Tout comme Fei précédemment, elle se met à glousser tout en m'observant du coin de l'oeil. Elle cherche sûrement à me faire sortir de mes gonds. Je choisis de l'ignorer.
Ce n'est certainement pas la réaction à laquelle elle s'attendait puisqu'elle continue :
—Et Yoo Ma qui voilà l'a juste laissée souffrir, sans montrer le moindre signe de sympathie à son égard.
—Tu peux garder tes reproches pour toi et les ravaler avec ta bouche retouchée au bistouri, sale pute artificielle, rétorqué-je en la toisant. Tes sourcils sont fake, ton nez est fake, même tes seins sont fake. Tout chez toi est fake. Si tu m'emmerdes encore, je t'arrache le nez. Comme ça tu pourras aller pleurer chez ton docteur, ajouté-je, contente de pouvoir l'exposer au grand jour.
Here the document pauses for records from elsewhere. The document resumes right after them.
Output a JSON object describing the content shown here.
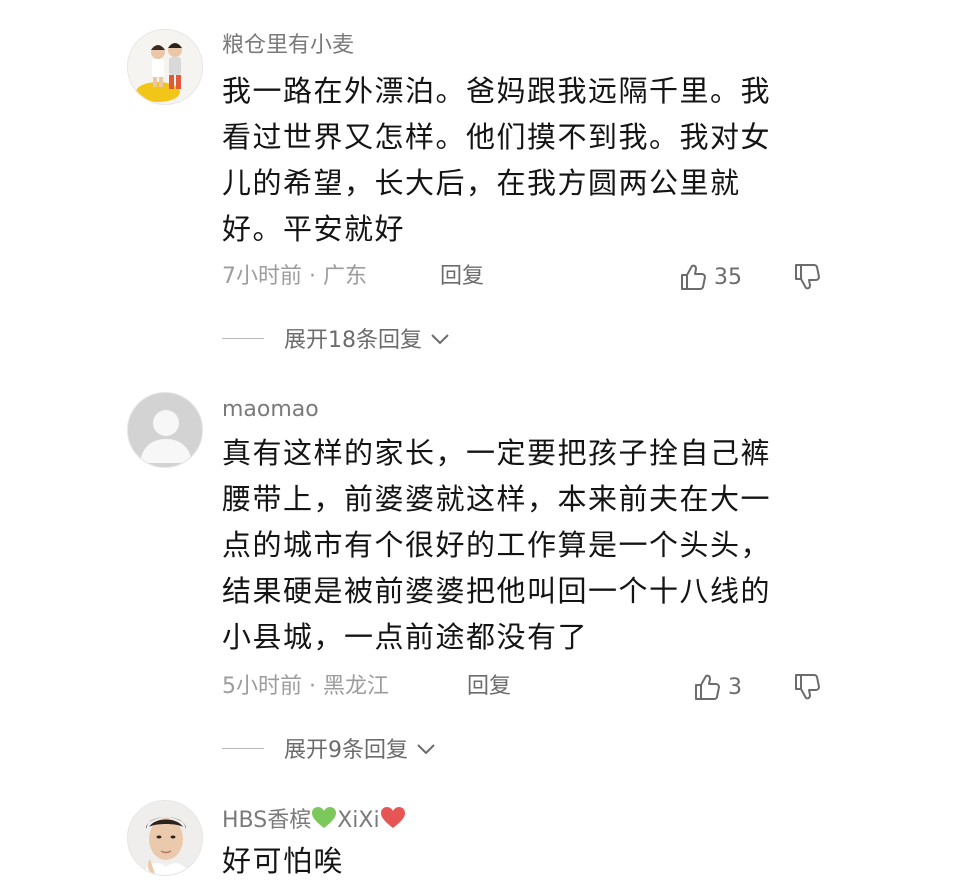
{
  "comments": [
    {
      "username": "粮仓里有小麦",
      "lines": [
        "我一路在外漂泊。爸妈跟我远隔千里。我",
        "看过世界又怎样。他们摸不到我。我对女",
        "儿的希望，长大后，在我方圆两公里就",
        "好。平安就好"
      ],
      "time_location": "7小时前 · 广东",
      "reply_label": "回复",
      "likes": "35",
      "expand_label": "展开18条回复"
    },
    {
      "username": "maomao",
      "lines": [
        "真有这样的家长，一定要把孩子拴自己裤",
        "腰带上，前婆婆就这样，本来前夫在大一",
        "点的城市有个很好的工作算是一个头头，",
        "结果硬是被前婆婆把他叫回一个十八线的",
        "小县城，一点前途都没有了"
      ],
      "time_location": "5小时前 · 黑龙江",
      "reply_label": "回复",
      "likes": "3",
      "expand_label": "展开9条回复"
    },
    {
      "username_prefix": "HBS香槟",
      "username_middle": "XiXi",
      "lines": [
        "好可怕唉"
      ]
    }
  ],
  "icons": {
    "like": "thumbs-up-icon",
    "dislike": "thumbs-down-icon",
    "expand": "chevron-down-icon",
    "green_heart": "green-heart-emoji",
    "red_heart": "red-heart-emoji"
  },
  "colors": {
    "green_heart": "#7cc85a",
    "red_heart": "#e85555"
  }
}
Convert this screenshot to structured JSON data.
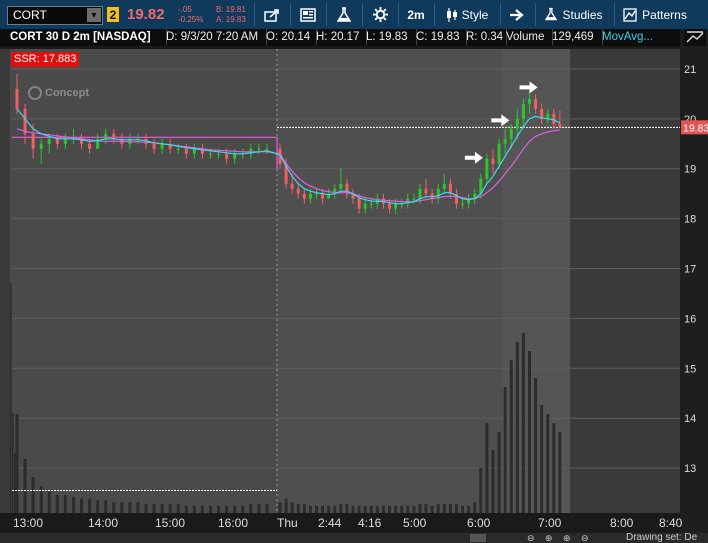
{
  "toolbar": {
    "symbol": "CORT",
    "link_badge": "2",
    "last_price": "19.82",
    "change": "-.05",
    "change_pct": "-0.25%",
    "bid": "B: 19.81",
    "ask": "A: 19.83",
    "interval": "2m",
    "style_label": "Style",
    "studies_label": "Studies",
    "patterns_label": "Patterns"
  },
  "header": {
    "title": "CORT 30 D 2m [NASDAQ]",
    "date": "D: 9/3/20 7:20 AM",
    "open": "O: 20.14",
    "high": "H: 20.17",
    "low": "L: 19.83",
    "close": "C: 19.83",
    "range": "R: 0.34",
    "volume_label": "Volume",
    "volume_value": "129,469",
    "movavg_label": "MovAvg..."
  },
  "ssr_label": "SSR: 17.883",
  "watermark": "Concept",
  "status": {
    "drawing_set": "Drawing set: De"
  },
  "colors": {
    "up": "#2ec42e",
    "down": "#f06060",
    "ma_fast": "#40d8f0",
    "ma_slow": "#e060e0",
    "price_label_bg": "#e05555",
    "ssr_bg": "#e01010"
  },
  "chart_data": {
    "type": "candlestick",
    "y_axis": {
      "ticks": [
        13,
        14,
        15,
        16,
        17,
        18,
        19,
        20,
        21
      ],
      "ylim": [
        12.1,
        21.4
      ]
    },
    "x_axis": {
      "ticks": [
        "13:00",
        "14:00",
        "15:00",
        "16:00",
        "Thu",
        "2:44",
        "4:16",
        "5:00",
        "6:00",
        "7:00",
        "8:00",
        "8:40"
      ]
    },
    "current_price": 19.83,
    "current_price_label": "19.83",
    "ssr_level": 17.883,
    "prior_close_level": 19.63,
    "session_split_label": "Thu",
    "candles": [
      [
        20.6,
        20.9,
        20.1,
        20.2
      ],
      [
        20.2,
        20.3,
        19.5,
        19.7
      ],
      [
        19.7,
        19.9,
        19.2,
        19.4
      ],
      [
        19.4,
        19.6,
        19.1,
        19.5
      ],
      [
        19.5,
        19.7,
        19.3,
        19.6
      ],
      [
        19.6,
        19.7,
        19.4,
        19.5
      ],
      [
        19.5,
        19.7,
        19.4,
        19.6
      ],
      [
        19.6,
        19.8,
        19.5,
        19.6
      ],
      [
        19.6,
        19.7,
        19.4,
        19.5
      ],
      [
        19.5,
        19.6,
        19.3,
        19.4
      ],
      [
        19.4,
        19.7,
        19.4,
        19.6
      ],
      [
        19.6,
        19.8,
        19.5,
        19.7
      ],
      [
        19.7,
        19.8,
        19.5,
        19.6
      ],
      [
        19.6,
        19.7,
        19.4,
        19.5
      ],
      [
        19.5,
        19.7,
        19.4,
        19.6
      ],
      [
        19.6,
        19.7,
        19.5,
        19.6
      ],
      [
        19.6,
        19.7,
        19.4,
        19.5
      ],
      [
        19.5,
        19.6,
        19.3,
        19.4
      ],
      [
        19.4,
        19.6,
        19.3,
        19.5
      ],
      [
        19.5,
        19.6,
        19.3,
        19.4
      ],
      [
        19.4,
        19.5,
        19.3,
        19.4
      ],
      [
        19.4,
        19.5,
        19.2,
        19.3
      ],
      [
        19.3,
        19.5,
        19.2,
        19.4
      ],
      [
        19.4,
        19.5,
        19.2,
        19.3
      ],
      [
        19.3,
        19.4,
        19.2,
        19.3
      ],
      [
        19.3,
        19.4,
        19.2,
        19.3
      ],
      [
        19.3,
        19.4,
        19.1,
        19.2
      ],
      [
        19.2,
        19.4,
        19.1,
        19.3
      ],
      [
        19.3,
        19.4,
        19.2,
        19.3
      ],
      [
        19.3,
        19.5,
        19.2,
        19.4
      ],
      [
        19.4,
        19.5,
        19.3,
        19.4
      ],
      [
        19.4,
        19.5,
        19.3,
        19.4
      ],
      [
        19.4,
        19.5,
        19.0,
        19.1
      ],
      [
        19.1,
        19.2,
        18.6,
        18.7
      ],
      [
        18.7,
        18.9,
        18.5,
        18.6
      ],
      [
        18.6,
        18.7,
        18.4,
        18.5
      ],
      [
        18.5,
        18.6,
        18.3,
        18.4
      ],
      [
        18.4,
        18.6,
        18.3,
        18.5
      ],
      [
        18.5,
        18.6,
        18.4,
        18.5
      ],
      [
        18.5,
        18.6,
        18.3,
        18.4
      ],
      [
        18.4,
        18.6,
        18.4,
        18.5
      ],
      [
        18.5,
        18.7,
        18.4,
        18.6
      ],
      [
        18.6,
        19.0,
        18.5,
        18.7
      ],
      [
        18.7,
        18.8,
        18.4,
        18.5
      ],
      [
        18.5,
        18.6,
        18.3,
        18.4
      ],
      [
        18.4,
        18.5,
        18.1,
        18.2
      ],
      [
        18.2,
        18.4,
        18.1,
        18.3
      ],
      [
        18.3,
        18.4,
        18.2,
        18.3
      ],
      [
        18.3,
        18.5,
        18.2,
        18.4
      ],
      [
        18.4,
        18.5,
        18.2,
        18.3
      ],
      [
        18.3,
        18.4,
        18.1,
        18.2
      ],
      [
        18.2,
        18.4,
        18.1,
        18.3
      ],
      [
        18.3,
        18.4,
        18.2,
        18.3
      ],
      [
        18.3,
        18.5,
        18.2,
        18.4
      ],
      [
        18.4,
        18.5,
        18.3,
        18.4
      ],
      [
        18.4,
        18.7,
        18.3,
        18.6
      ],
      [
        18.6,
        18.8,
        18.4,
        18.5
      ],
      [
        18.5,
        18.6,
        18.3,
        18.4
      ],
      [
        18.4,
        18.7,
        18.3,
        18.6
      ],
      [
        18.6,
        18.9,
        18.5,
        18.7
      ],
      [
        18.7,
        18.8,
        18.4,
        18.5
      ],
      [
        18.5,
        18.6,
        18.2,
        18.3
      ],
      [
        18.3,
        18.4,
        18.2,
        18.3
      ],
      [
        18.3,
        18.5,
        18.2,
        18.4
      ],
      [
        18.4,
        18.6,
        18.3,
        18.5
      ],
      [
        18.5,
        18.9,
        18.4,
        18.8
      ],
      [
        18.8,
        19.3,
        18.7,
        19.2
      ],
      [
        19.2,
        19.4,
        18.9,
        19.1
      ],
      [
        19.1,
        19.6,
        19.0,
        19.5
      ],
      [
        19.5,
        19.8,
        19.3,
        19.6
      ],
      [
        19.6,
        19.9,
        19.4,
        19.8
      ],
      [
        19.8,
        20.2,
        19.6,
        20.0
      ],
      [
        20.0,
        20.4,
        19.8,
        20.3
      ],
      [
        20.3,
        20.6,
        20.1,
        20.4
      ],
      [
        20.4,
        20.5,
        20.1,
        20.2
      ],
      [
        20.2,
        20.3,
        19.9,
        20.0
      ],
      [
        20.0,
        20.2,
        19.9,
        20.1
      ],
      [
        20.1,
        20.2,
        19.8,
        19.9
      ],
      [
        19.9,
        20.17,
        19.83,
        19.83
      ]
    ],
    "ma_fast": [
      20.2,
      20.0,
      19.8,
      19.7,
      19.65,
      19.6,
      19.6,
      19.6,
      19.58,
      19.55,
      19.56,
      19.6,
      19.6,
      19.58,
      19.58,
      19.58,
      19.56,
      19.52,
      19.5,
      19.48,
      19.45,
      19.42,
      19.4,
      19.38,
      19.36,
      19.34,
      19.32,
      19.3,
      19.3,
      19.32,
      19.34,
      19.36,
      19.28,
      19.05,
      18.85,
      18.7,
      18.6,
      18.55,
      18.52,
      18.5,
      18.48,
      18.5,
      18.55,
      18.55,
      18.5,
      18.42,
      18.38,
      18.35,
      18.35,
      18.34,
      18.32,
      18.3,
      18.3,
      18.32,
      18.34,
      18.4,
      18.44,
      18.44,
      18.46,
      18.52,
      18.52,
      18.46,
      18.4,
      18.38,
      18.4,
      18.5,
      18.7,
      18.85,
      19.05,
      19.25,
      19.45,
      19.65,
      19.85,
      20.0,
      20.05,
      20.02,
      20.0,
      19.98,
      19.92
    ],
    "ma_slow": [
      19.8,
      19.75,
      19.72,
      19.7,
      19.68,
      19.66,
      19.64,
      19.62,
      19.6,
      19.58,
      19.56,
      19.55,
      19.55,
      19.55,
      19.54,
      19.54,
      19.53,
      19.52,
      19.5,
      19.48,
      19.46,
      19.44,
      19.42,
      19.4,
      19.38,
      19.37,
      19.36,
      19.35,
      19.34,
      19.34,
      19.34,
      19.34,
      19.3,
      19.1,
      18.95,
      18.82,
      18.72,
      18.65,
      18.6,
      18.56,
      18.54,
      18.52,
      18.52,
      18.52,
      18.5,
      18.46,
      18.42,
      18.4,
      18.38,
      18.37,
      18.36,
      18.35,
      18.34,
      18.34,
      18.34,
      18.36,
      18.38,
      18.4,
      18.42,
      18.44,
      18.45,
      18.44,
      18.42,
      18.4,
      18.4,
      18.44,
      18.52,
      18.62,
      18.75,
      18.9,
      19.05,
      19.22,
      19.4,
      19.55,
      19.65,
      19.7,
      19.74,
      19.76,
      19.78
    ],
    "volume_profile": [
      0.55,
      0.3,
      0.2,
      0.15,
      0.12,
      0.1,
      0.1,
      0.09,
      0.08,
      0.08,
      0.07,
      0.07,
      0.06,
      0.06,
      0.06,
      0.06,
      0.05,
      0.05,
      0.05,
      0.05,
      0.05,
      0.04,
      0.04,
      0.04,
      0.04,
      0.04,
      0.04,
      0.04,
      0.04,
      0.05,
      0.05,
      0.05,
      0.06,
      0.08,
      0.06,
      0.05,
      0.05,
      0.04,
      0.04,
      0.04,
      0.04,
      0.04,
      0.05,
      0.05,
      0.04,
      0.04,
      0.04,
      0.04,
      0.04,
      0.04,
      0.04,
      0.04,
      0.04,
      0.04,
      0.04,
      0.05,
      0.05,
      0.04,
      0.05,
      0.05,
      0.05,
      0.05,
      0.04,
      0.04,
      0.06,
      0.25,
      0.5,
      0.35,
      0.45,
      0.7,
      0.85,
      0.95,
      1.0,
      0.9,
      0.75,
      0.6,
      0.55,
      0.5,
      0.45
    ],
    "annotations": [
      "arrow",
      "arrow",
      "arrow"
    ]
  }
}
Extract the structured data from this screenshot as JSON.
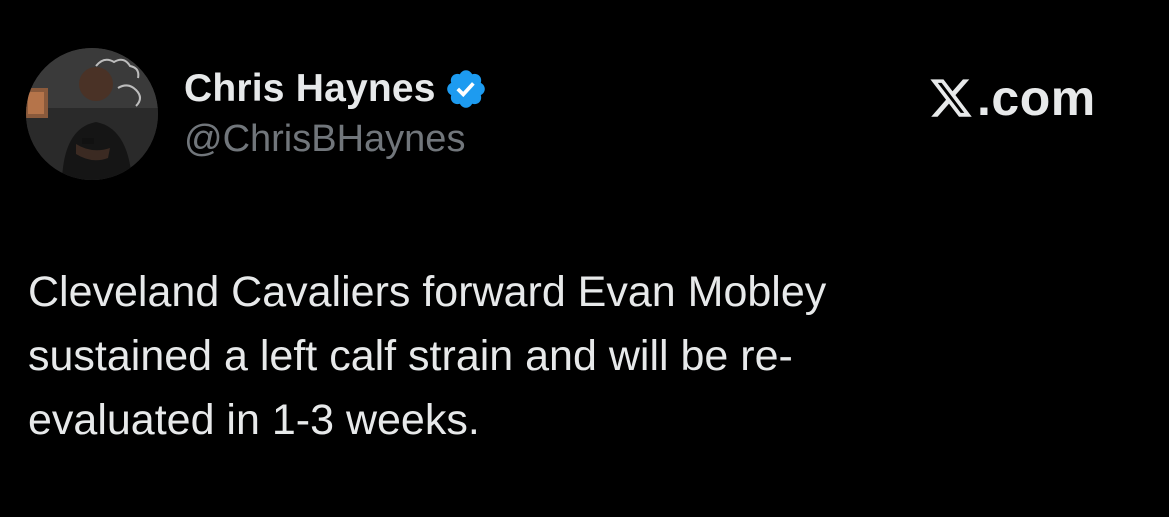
{
  "author": {
    "display_name": "Chris Haynes",
    "handle": "@ChrisBHaynes",
    "verified": true,
    "avatar": "avatar-photo"
  },
  "brand": {
    "logo_icon": "x-logo-icon",
    "domain": ".com"
  },
  "tweet": {
    "text": "Cleveland Cavaliers forward Evan Mobley\nsustained a left calf strain and will be re-\nevaluated in 1-3 weeks."
  },
  "colors": {
    "background": "#000000",
    "text_primary": "#e7e9ea",
    "text_secondary": "#71767b",
    "verified_blue": "#1d9bf0"
  }
}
—Comment oses-tu... ?! s'exclame-t-elle en se levant de sa chaise.
Au moment où elle s'apprête à se jeter sur moi, la porte de la classe s'ouvre brusquement, révélant un professeur essoufflé, comme s'il venait juste de courir un kilomètre sans s'arrêter.
—Lee Hye Mi ! crie-t-il en respirant par à-coups. La concernée se retourne et le dévisage. Viens avec moi une seconde.
—Quoi ? Je ne sors pas avec les vieux, répond-elle en examinant ses ongles, oubliant par la même occasion sa colère envers moi.
—C'est sérieux ! Tes parents ont eu un accident !
Hye Mi se fige sur place, les yeux écarquillés. La classe toute entière devient silencieuse.
—Ils sont à l'hôpital en ce moment, et... leur condition est critique, poursuit le professeur. Dépêche toi d'y aller pendant qu'ils sont encore en v-
Il n'a pas terminé sa phrase que Hye Mi le pousse sur le côté —ce qui le fait tomber sur le sol— et sort précipitamment de la pièce. De la classe, on entend ses talons aiguilles résonner dans le couloir. Elle court à une vitesse folle.
—Young Ji, dit soudain une voix. C'est l'œuvre de Young Ji.
Un silence de cimetière accueille ses paroles. Un châle de peur enveloppe la classe.
—Haha. Très drôle. Elle est morte, je te rappelle, dit quelqu'un d'autre, sans réussir à masquer la nervosité dans sa voix.
—Réfléchis. Hye Mi s'est moquée d'elle et regarde ce qui lui est arrivée. Peut-être que...
Mais sa phrase reste en suspens, interrompue par le son des ampoules qui s'éteignent une à une, plongeant toute la classe dans les ténèbres.